Environmental groups are urging South Carolina’s utility regulators to stop the construction of nuclear reactors already years behind schedule and return billions in cost overruns to consumers. Theeagle.com

       The nuclear industry has been anxiously waiting for a clear signal from the Trump administration with respect to support for nuclear power generation. There have been conflicting signals coming out of the Department of Energy under the new Secretary of Energy, Rick Perry.  

       The DoE has been conducting a study on baseload power and the reliability of the grid. The study was supposed to be released by now but the release has been delayed by at least several weeks. Now a draft of the report has been leaked and made public and it appears that the findings of the study do not agree with public statements made by the Trump administration.

       The study was motivated by the desire of the Trump administration to provide support for claims by Perry that EPA regulations and renewable alternative energy sources such as solar and wind installations were undermining the reliability of the U.S. electrical grid. The supposed injury to the national grid was being blamed on the “premature” closure of baseload power which is available twenty four hours a day – seven days a week. Two of the primary sources of baseload power are coal and nuclear power plants.

       The draft of the study’s report said that with respect to baseload power requirements, environmental regulations from the EPA and subsidies to renewable energy installations “played minor roles compared to the long-standing drop in electricity demand relative to previous expectation and years of low electricy prices driven by high natural gas availability.”

        Since 2002, the report continued, “most baseload power plant retirements have been the victims of overcapacity and relatively high operating cost but often reflect the advanced age of the retiring plants.” The report from the study pointed out that many of the nuclear power plants in the U.S. are not economic to operate. Overcapacity is causing major problems in electricity markets. The growth in electricity demand has flattened since 2008. This makes it harder for less competitive power plants such as nuclear plants to survive.

        Between 1970 and 2005, U.S. electricy generation grew annually by two and seven tenths percent. Since 2005, the annual growth rate has dropped to five one hundredth of a percent. For the near future, the price of natural gas will stay low due to energy efficiency and the price of renewables will keep dropping. It is just not good business to keep operating an uncompetitive power plant when you know that it will keep losing money.
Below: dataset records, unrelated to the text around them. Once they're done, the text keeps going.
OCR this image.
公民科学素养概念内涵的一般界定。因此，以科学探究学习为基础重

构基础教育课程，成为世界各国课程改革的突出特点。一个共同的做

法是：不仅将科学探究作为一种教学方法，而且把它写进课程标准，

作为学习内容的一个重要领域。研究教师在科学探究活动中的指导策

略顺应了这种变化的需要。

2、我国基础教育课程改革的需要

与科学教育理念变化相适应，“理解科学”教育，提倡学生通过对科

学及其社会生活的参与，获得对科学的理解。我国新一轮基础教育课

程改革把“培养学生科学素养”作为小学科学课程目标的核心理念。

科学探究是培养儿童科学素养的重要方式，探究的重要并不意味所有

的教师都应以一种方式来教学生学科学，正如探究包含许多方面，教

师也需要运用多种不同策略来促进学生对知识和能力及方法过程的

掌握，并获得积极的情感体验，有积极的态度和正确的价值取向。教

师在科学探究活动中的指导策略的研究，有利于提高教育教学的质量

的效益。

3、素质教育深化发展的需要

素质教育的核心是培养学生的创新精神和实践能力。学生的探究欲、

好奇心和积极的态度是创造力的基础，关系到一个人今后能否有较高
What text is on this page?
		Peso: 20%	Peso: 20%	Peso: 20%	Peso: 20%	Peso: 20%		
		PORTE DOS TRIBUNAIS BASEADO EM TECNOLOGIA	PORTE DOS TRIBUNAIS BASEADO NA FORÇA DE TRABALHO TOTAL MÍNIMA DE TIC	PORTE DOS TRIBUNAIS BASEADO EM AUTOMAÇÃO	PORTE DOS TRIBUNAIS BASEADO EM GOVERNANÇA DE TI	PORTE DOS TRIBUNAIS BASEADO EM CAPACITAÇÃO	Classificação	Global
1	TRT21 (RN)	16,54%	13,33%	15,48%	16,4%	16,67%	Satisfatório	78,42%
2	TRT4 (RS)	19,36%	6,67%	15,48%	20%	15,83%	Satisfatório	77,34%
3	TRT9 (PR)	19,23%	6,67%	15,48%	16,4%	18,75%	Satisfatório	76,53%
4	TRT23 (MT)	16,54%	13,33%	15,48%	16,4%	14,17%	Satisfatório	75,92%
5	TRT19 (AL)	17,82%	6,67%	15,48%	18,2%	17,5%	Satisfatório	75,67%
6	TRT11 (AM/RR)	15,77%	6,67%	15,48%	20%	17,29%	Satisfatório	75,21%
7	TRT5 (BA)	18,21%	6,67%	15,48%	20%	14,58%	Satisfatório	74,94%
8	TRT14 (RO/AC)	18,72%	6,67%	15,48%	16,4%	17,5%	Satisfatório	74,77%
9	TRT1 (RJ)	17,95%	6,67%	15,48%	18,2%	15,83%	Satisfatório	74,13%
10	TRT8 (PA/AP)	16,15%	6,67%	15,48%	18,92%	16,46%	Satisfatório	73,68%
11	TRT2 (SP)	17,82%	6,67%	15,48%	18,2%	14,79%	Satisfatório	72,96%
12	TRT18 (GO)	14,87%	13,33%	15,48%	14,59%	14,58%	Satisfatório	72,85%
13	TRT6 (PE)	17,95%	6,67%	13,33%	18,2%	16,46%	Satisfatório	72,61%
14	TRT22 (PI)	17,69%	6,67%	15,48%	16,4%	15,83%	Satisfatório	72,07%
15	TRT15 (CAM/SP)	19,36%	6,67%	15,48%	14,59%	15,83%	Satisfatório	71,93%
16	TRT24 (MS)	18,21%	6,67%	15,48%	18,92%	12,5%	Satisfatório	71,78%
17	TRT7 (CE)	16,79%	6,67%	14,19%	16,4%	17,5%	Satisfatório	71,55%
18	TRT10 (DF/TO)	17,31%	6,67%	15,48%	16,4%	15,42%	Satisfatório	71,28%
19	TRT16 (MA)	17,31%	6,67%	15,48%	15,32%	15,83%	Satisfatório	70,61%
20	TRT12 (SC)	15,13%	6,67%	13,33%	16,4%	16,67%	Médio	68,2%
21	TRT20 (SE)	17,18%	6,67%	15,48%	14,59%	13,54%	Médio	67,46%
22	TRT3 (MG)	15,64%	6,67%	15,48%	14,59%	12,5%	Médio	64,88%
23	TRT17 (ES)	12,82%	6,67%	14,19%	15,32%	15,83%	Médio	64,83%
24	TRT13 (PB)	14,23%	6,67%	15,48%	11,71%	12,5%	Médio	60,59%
        The report from the study says that most of the announcements of nuclear power plant retirement say that the cause is bad market conditions. “The most unfavorable condition is that the marginal cost of generation for many nuclear plants is higher than the cost of most other generators in the market.” The report concludes that “as long as natural gas prices stay down and there is an oversupply of energy in many hours of the day and year [because of zero-marginal-cost renewable power] the typical nuclear plant will lose money on every kWh produced, and not be able to make it up on volume.” It is obvious that if it is not competitive to run an existing nuclear power plant, it will not be competitive to build a new one.

       Critics of the DoE and Trump administration say that they fear that the report will be edited to remove the language that disagrees with the official position of the administration before it is formally published.